A questo punto però sono un po’ più confusa: nel titolo si parlava di «carte», ma poi si è proseguito col proporre soluzioni di tutela e valorizzazione digitale; ora si aggiunge una valenza «estetica», quella invece legata agli oggetti delle imprese, compresi i documenti prodotti su supporti non tradizionali, tra cui i film.

È allora giunto il momento di vedere come rispondono le aziende: la terza sessione. In questi «casi aziendali» ritroviamo almeno tre categorie: nella prima ci sono coloro che raccontano la «storia» – e la chiamerei istituzional-economica – che si ricava da determinati documenti d’archivio (ad esempio Baglioni, pp. 108-119); sul secondo fronte si vedono invece coloro che parlano degli archivi con un forte impatto di comunicazione con l’esterno: un po’ come ritornare all’Agnelli di sopra. È l’illustrazione del caso dell’archivio Olivetti e dei suoi filmati (Pacchioli pp. 92-95). Infine un «urlo» tra la folla quello dei racconti riferiti agli archivi di Ferragamo e Alessi laddove l’archivistica, intesa in senso tradizionale, è stravolta. La Appiani dice «vorrei ricordare che anche il nostro, come quello di Ferragamo, non è un archivio di carte, ma prevalentemente di oggetti (prodotti o prototipi) frutto dei novanta anni di storia dell’Alessi» (Appiani p. 160). E quasi a voler giustificare la pochezza della conservazione di documenti cartacei aggiunge: «Quindi quali sono le carte di cui siamo andati alla scoperta? Sono gli schizzi degli autori, i dossier tecnici, il carteggio con i designer» (p. 161) sottolineando a seguire la scelta nella costruzione dell’archivio della NON conservazione della documentazione aziendale.

E allora che tipo di memoria si conserva? Una memoria volta tutta verso il famigerato «prodotto», la ragione prima dell’esistenza di un’impresa?

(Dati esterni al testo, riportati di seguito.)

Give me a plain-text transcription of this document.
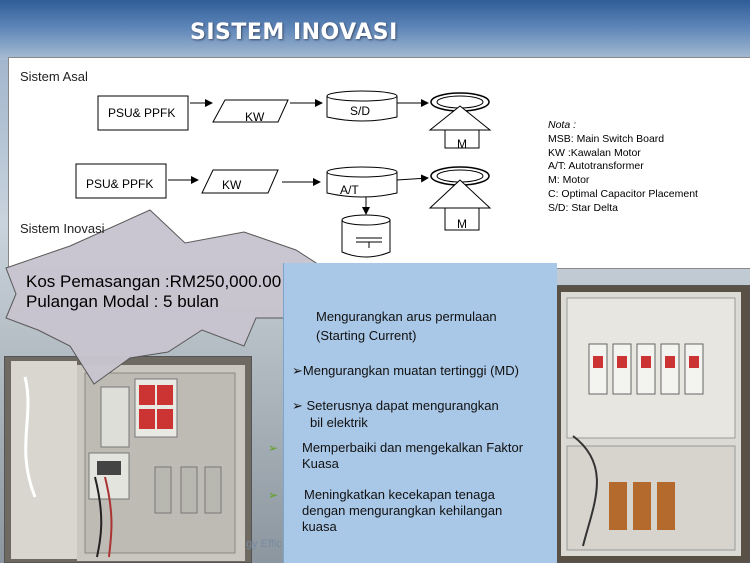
SISTEM INOVASI
PSU& PPFK	KW	S/D
M
PSU& PPFK	KW	A/T
M
Sistem Asal
Nota :
MSB: Main Switch Board
KW :Kawalan Motor
A/T: Autotransformer
M: Motor
C: Optimal Capacitor Placement
S/D: Star Delta
Kos Pemasangan :RM250,000.00
Pulangan Modal : 5 bulan
Sistem Inovasi
Mengurangkan arus permulaan
(Starting Current)
➢Mengurangkan muatan tertinggi (MD)
➢ Seterusnya dapat mengurangkan
bil elektrik
Memperbaiki dan mengekalkan Faktor
Kuasa
Meningkatkan kecekapan tenaga
dengan mengurangkan kehilangan
kuasa
➢
➢
gy Effic
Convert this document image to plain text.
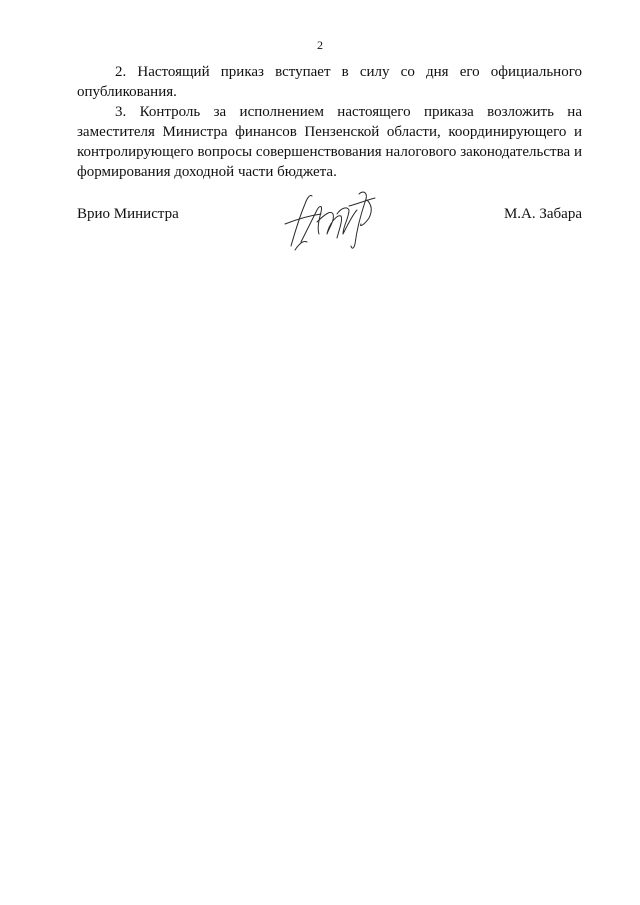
2

2. Настоящий приказ вступает в силу со дня его официального опубликования.

3. Контроль за исполнением настоящего приказа возложить на заместителя Министра финансов Пензенской области, координирующего и контролирующего вопросы совершенствования налогового законодательства и формирования доходной части бюджета.

Врио Министра	М.А. Забара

E così i miei dubbi aumentano ancora. Quale parte dell’archivio bisogna conservare? Se siamo archivisti in senso tradizionale viene da pensare appunto alle «carte», se siamo «uomini» nell’impresa pensiamo ai filmati, se su di noi insiste un’organizzazione museale forte, in stretto contatto con la produzione del bene, allora si fanno largo i prodotti. Sembrano approcci completamente agli estremi: esiste un modo per conciliarli? Forse la storia, quella che si ricava dagli archivi, non è più solo la storia economica dei primi anni settanta, grazie alla quale le «fonti primarie» degli archivi d’impresa erano state valorizzate. Oggi gli archivi d’impresa puntano un po’ di più alla memoria come comunicazione e allora devìano: dalle scritture societarie agli archivi del prodotto.

È forse possibile trovare un punto di equilibrio tra i verbali dei consigli di amministrazione, i documenti paga degli operai, le pubblicazioni aziendali, le immagini e i filmati, gli strumenti di lavorazione, i prodotti finiti? Ferragamo sembra andare su questa strada, ma forse non è il solo. Questa stessa giornata di studi sembra andare in questa direzione, ribellandosi con forza al suo stesso titolo «alla scoperta delle carte» e a qualunque tipo di costrizione normativa, impraticabile in un settore così variegato e chiuso nel sua natura privata. C’è il codice civile che indica alle imprese quali carte possono buttare e nonostante ciò ci sono parti dei loro archivi che si conservano. Perché?

Forse perché l’imprenditore avverte la rilevanza intellettuale di ciò che fa; è su questa questione, credo, che conviene insistere più che sul dato della coercizione, innaturale per l’impresa.